Wat is een condensator?
Een condensator is een gereedschap dat bestaat uit twee geleidende platen, die elk een tegengestelde lading herbergen. Deze platen worden gescheiden door een diëlektrische of andere vorm van isolator, waardoor ze een elektrische lading behouden. Er zijn verschillende soorten isolatoren die in condensatoren worden gebruikt, waaronder keramiek, polyester, tantaallucht en polystyreen. Andere veel voorkomende isolatoren zijn lucht, papier en plastic. Elk voorkomt effectief dat de platen elkaar raken.

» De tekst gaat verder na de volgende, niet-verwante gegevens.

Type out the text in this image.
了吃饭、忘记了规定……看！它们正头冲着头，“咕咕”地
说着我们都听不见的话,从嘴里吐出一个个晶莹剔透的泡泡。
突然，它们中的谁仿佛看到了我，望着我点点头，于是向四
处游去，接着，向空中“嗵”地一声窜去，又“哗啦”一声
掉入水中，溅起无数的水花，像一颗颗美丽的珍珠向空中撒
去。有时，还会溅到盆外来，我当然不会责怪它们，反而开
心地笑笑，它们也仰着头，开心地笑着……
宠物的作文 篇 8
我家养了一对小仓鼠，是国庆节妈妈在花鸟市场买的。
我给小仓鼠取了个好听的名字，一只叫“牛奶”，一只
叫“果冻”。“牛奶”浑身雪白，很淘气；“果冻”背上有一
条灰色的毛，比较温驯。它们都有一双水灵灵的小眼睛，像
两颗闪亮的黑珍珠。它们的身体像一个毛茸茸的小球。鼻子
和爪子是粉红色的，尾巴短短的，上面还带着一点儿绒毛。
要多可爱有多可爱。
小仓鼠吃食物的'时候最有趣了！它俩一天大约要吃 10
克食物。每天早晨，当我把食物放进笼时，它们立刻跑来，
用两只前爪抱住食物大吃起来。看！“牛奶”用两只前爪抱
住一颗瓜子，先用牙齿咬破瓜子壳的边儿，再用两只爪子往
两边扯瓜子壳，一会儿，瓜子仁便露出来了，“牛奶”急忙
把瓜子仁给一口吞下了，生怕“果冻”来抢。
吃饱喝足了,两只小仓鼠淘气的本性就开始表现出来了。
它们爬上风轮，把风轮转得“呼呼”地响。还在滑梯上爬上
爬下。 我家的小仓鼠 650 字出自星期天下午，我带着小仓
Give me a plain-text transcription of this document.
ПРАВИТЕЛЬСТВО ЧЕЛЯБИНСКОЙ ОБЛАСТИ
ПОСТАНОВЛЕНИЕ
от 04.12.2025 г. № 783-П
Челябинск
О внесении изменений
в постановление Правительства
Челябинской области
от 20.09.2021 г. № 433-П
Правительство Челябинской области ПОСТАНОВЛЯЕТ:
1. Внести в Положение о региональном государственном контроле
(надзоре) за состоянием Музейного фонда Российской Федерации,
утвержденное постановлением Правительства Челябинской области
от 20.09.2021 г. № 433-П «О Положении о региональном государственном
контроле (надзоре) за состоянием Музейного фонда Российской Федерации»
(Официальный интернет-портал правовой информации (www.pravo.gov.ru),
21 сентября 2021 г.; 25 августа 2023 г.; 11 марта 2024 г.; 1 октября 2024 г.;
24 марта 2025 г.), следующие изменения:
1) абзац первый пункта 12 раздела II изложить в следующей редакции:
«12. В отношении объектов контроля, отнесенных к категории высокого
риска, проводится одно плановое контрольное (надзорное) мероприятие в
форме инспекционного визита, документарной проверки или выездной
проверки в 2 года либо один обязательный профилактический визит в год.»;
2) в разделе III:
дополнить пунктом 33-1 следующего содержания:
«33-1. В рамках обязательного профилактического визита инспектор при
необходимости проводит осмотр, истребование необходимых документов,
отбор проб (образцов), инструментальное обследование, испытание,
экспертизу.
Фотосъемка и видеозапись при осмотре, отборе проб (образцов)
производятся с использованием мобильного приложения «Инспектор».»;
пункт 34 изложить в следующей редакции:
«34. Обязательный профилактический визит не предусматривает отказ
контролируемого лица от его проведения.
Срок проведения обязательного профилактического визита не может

Er zijn een aantal verschillende manieren om een condensator te gebruiken, zoals het opslaan van analoge signalen en digitale gegevens. Een ander type wordt in de telecommunicatieapparatuur gebruikt om de frequentie en afstemming van telecommunicatieapparatuur aan te passen. Dit wordt vaak een variabele condensator genoemd . Een condensator is ook ideaal voor het opslaan van elektronen, maar kan deze niet maken.
De eerste condensator was de Leyden-pot, uitgevonden aan de Nederlandse Universiteit in de 18e eeuw. Het bestaat uit een glazen pot met metaal aan de binnen- en buitenkant. Een staaf is verbonden met de binnenste laag metaal, gaat door het deksel en wordt afgedekt met een metalen bal. Zoals bij alle condensatoren, bevat de pot een tegengesteld geladen elektrode en een plaat die wordt gescheiden door een isolator. De Leyden-pot wordt al honderden jaren gebruikt om experimenten met elektriciteit uit te voeren.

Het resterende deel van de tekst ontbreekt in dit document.